In the South or the developing world or the third world, wherever we reside these days, life happens. Teenagers experiment. University graduates struggle to find employment. Systems fail hardworking parents. Debt is real and unlike the dream microfinance attempts to sell, it can amount to an elected form of prison for an income-earning person. This happens everywhere. And so even as less of our children die at birth and more of our homes are lit with electricity, we still struggle to ensure that other family members do not die of treatable diseases. And true to the nature of life, we don’t always win. And this is okay. It’s okay because we’re people, who are trying and failing, driven by a sense of both the past and the future. We’re human and the only thing that denies us our humanism is the notion of our states and ourselves as ‘developing’. Unlike the word and attendant industry suggest, we are not a people that will one day begin. We won’t begin when meet all HDI indicators.

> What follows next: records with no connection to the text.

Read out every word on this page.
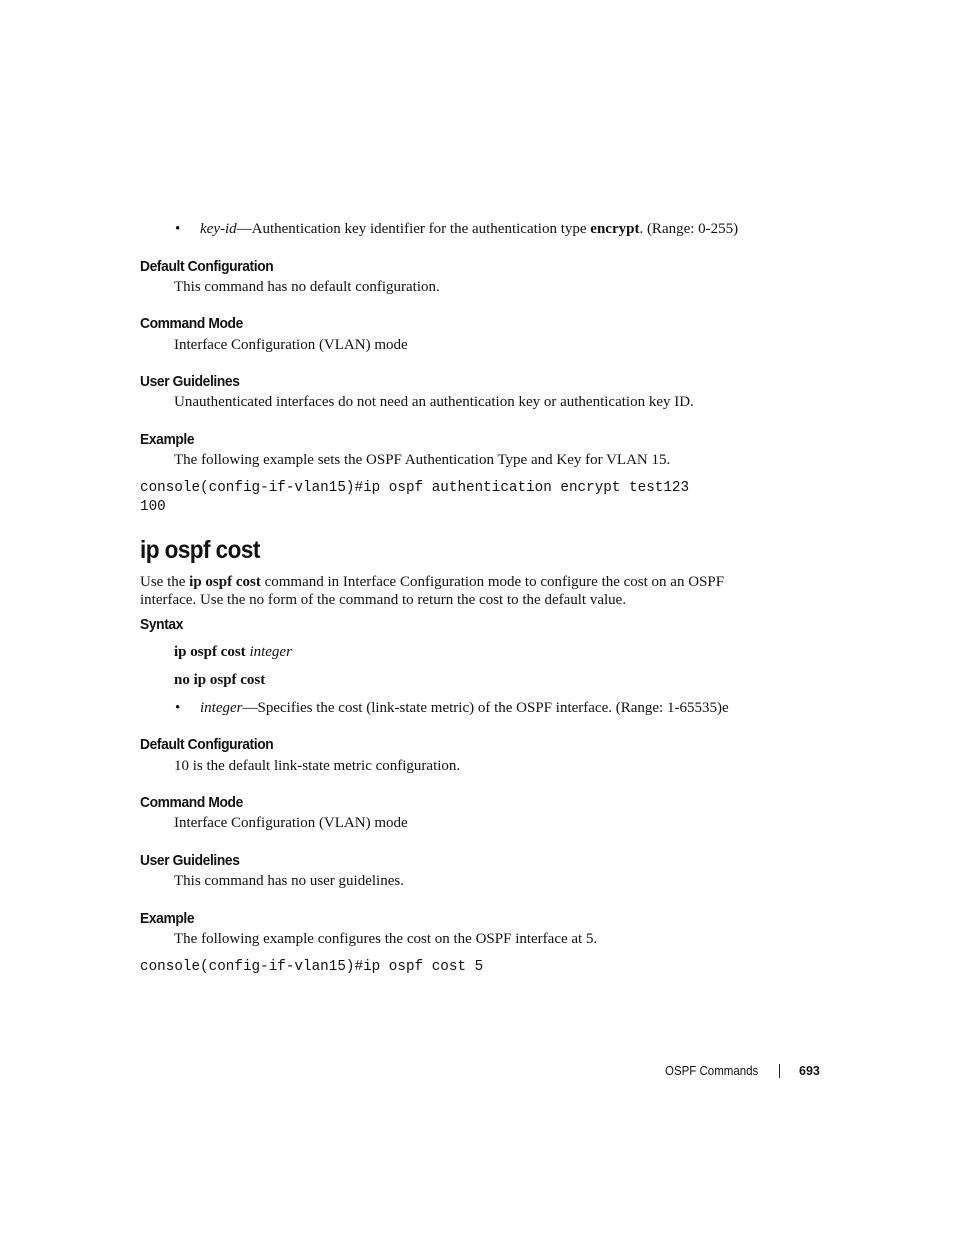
• key-id—Authentication key identifier for the authentication type encrypt. (Range: 0-255)
Default Configuration
This command has no default configuration.
Command Mode
Interface Configuration (VLAN) mode
User Guidelines
Unauthenticated interfaces do not need an authentication key or authentication key ID.
Example
The following example sets the OSPF Authentication Type and Key for VLAN 15.
console(config-if-vlan15)#ip ospf authentication encrypt test123
100
ip ospf cost
Use the ip ospf cost command in Interface Configuration mode to configure the cost on an OSPF
interface. Use the no form of the command to return the cost to the default value.
Syntax
ip ospf cost integer
no ip ospf cost
• integer—Specifies the cost (link-state metric) of the OSPF interface. (Range: 1-65535)e
Default Configuration
10 is the default link-state metric configuration.
Command Mode
Interface Configuration (VLAN) mode
User Guidelines
This command has no user guidelines.
Example
The following example configures the cost on the OSPF interface at 5.
console(config-if-vlan15)#ip ospf cost 5
OSPF Commands	693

Our pasts won’t gain relevance once we’ve ‘overcome’ them. This is a construct of Development- a construct that leads to things like Millennium Villages and Africa’s Green Revolution. This development awaits a moment, ‘the end of poverty’. However, as our experiences make evident, getting out of the grip of oppression, injustice and inhumanness, is a process, one which I might argue, is life, everywhere and for everyone.